Guardian Open Platform

The Guardian announced its Open Platform this morning. There are basically two parts:
  1. An API for querying and fetching articles (exposing their Endeca search interface, using Mashery for handling API keys and limits)
  2. A data store for data sets that journalists have collected as part of their research (a formalised version of the data sets released earlier this year).

You can display the full (unaltered) articles and, as is the trend, the service is free for up to 5000 queries per day - after that the agreement is to display ads in return for a share of advertising revenue.

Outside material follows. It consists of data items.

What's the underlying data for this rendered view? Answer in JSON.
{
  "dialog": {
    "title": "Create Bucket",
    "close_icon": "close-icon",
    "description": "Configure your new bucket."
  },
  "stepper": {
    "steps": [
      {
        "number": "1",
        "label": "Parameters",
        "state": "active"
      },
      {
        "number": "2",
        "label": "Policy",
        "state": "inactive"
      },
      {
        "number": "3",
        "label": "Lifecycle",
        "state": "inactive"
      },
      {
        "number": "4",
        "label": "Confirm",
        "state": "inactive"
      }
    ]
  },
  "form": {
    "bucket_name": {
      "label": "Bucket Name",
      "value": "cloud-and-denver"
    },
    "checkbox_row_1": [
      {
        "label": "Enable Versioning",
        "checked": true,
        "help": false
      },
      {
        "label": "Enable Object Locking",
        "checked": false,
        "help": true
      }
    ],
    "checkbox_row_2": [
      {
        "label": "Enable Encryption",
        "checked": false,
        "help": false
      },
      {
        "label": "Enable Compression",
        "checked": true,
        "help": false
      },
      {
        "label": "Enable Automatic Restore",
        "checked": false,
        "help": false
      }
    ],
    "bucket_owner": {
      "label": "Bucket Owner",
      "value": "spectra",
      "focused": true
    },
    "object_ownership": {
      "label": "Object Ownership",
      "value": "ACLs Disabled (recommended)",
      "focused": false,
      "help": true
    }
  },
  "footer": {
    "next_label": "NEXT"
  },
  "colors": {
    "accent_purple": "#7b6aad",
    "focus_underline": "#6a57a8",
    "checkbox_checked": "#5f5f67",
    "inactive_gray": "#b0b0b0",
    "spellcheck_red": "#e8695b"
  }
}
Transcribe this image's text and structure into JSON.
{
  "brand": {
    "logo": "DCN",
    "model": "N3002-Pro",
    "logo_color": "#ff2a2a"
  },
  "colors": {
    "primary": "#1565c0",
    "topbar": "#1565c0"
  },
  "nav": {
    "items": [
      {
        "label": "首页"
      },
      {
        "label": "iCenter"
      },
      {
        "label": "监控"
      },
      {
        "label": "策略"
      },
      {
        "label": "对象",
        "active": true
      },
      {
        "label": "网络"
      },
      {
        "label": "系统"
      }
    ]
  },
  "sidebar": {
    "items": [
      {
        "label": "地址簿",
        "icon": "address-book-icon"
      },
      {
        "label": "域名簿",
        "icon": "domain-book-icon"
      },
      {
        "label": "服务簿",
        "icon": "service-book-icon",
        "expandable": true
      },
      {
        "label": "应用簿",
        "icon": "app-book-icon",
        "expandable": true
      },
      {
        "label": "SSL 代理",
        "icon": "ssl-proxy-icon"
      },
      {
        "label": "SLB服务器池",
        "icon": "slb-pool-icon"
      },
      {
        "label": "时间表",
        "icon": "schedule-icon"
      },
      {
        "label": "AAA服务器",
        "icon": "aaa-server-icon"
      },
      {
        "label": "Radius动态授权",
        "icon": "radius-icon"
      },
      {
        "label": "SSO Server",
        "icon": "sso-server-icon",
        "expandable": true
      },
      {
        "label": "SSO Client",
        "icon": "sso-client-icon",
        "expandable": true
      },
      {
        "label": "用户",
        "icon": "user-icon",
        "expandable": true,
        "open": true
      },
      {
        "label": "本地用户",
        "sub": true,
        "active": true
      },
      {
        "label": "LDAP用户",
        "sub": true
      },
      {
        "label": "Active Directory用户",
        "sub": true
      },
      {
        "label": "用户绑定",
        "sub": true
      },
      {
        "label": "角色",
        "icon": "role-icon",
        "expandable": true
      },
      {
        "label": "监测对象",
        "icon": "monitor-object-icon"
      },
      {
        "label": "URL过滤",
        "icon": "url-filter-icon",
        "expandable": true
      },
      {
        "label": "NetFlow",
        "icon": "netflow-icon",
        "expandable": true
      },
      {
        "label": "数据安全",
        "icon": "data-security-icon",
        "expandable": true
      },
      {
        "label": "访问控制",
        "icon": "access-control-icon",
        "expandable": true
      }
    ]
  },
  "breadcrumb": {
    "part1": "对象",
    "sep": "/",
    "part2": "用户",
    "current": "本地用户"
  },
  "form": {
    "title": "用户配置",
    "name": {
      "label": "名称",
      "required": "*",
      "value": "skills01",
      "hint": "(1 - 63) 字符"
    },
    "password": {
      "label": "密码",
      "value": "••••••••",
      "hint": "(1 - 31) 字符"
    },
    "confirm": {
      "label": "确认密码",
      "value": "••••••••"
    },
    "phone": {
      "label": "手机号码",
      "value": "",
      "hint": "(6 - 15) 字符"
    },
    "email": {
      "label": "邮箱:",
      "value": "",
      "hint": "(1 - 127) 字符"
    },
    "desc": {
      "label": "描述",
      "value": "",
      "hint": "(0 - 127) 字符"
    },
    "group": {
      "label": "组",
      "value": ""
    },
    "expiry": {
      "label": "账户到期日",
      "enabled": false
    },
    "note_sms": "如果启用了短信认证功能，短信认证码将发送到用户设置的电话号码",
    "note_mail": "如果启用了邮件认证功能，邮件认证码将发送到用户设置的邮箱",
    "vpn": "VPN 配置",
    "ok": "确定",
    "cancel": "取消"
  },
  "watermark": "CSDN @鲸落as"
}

There are client libraries for various languages, but here's a quick PHP snippet for fetching articles (up to 25,000 this way) in a particular category:

<?php
define('API_KEY', 'YOUR_API_KEY');
define('API_URL', 'http://api.guardianapis.com/content');
$n = 50;
$i = 0;
do{
  $start = $i * $n;
  $params = array(
    'api_key' => API_KEY,
    'content-type' => 'article',
    'filter' => '/science',
    'format' => 'json',
    'count' => $n,
    'start-index' => $start,
    );
    
  $data = json_decode(file_get_contents(API_URL . '/search?' . http_build_query($params)));
  foreach ($data->search->results as $item)
    file_put_contents(sprintf('output/%d.js', $item->id), json_encode($item));
  sleep(1);
} while ($data->search->count && $start < $data->search->count && ++$i < 5000);
Note that according to the Terms & Conditions "you must not keep any OPG Content for longer than 24 hours."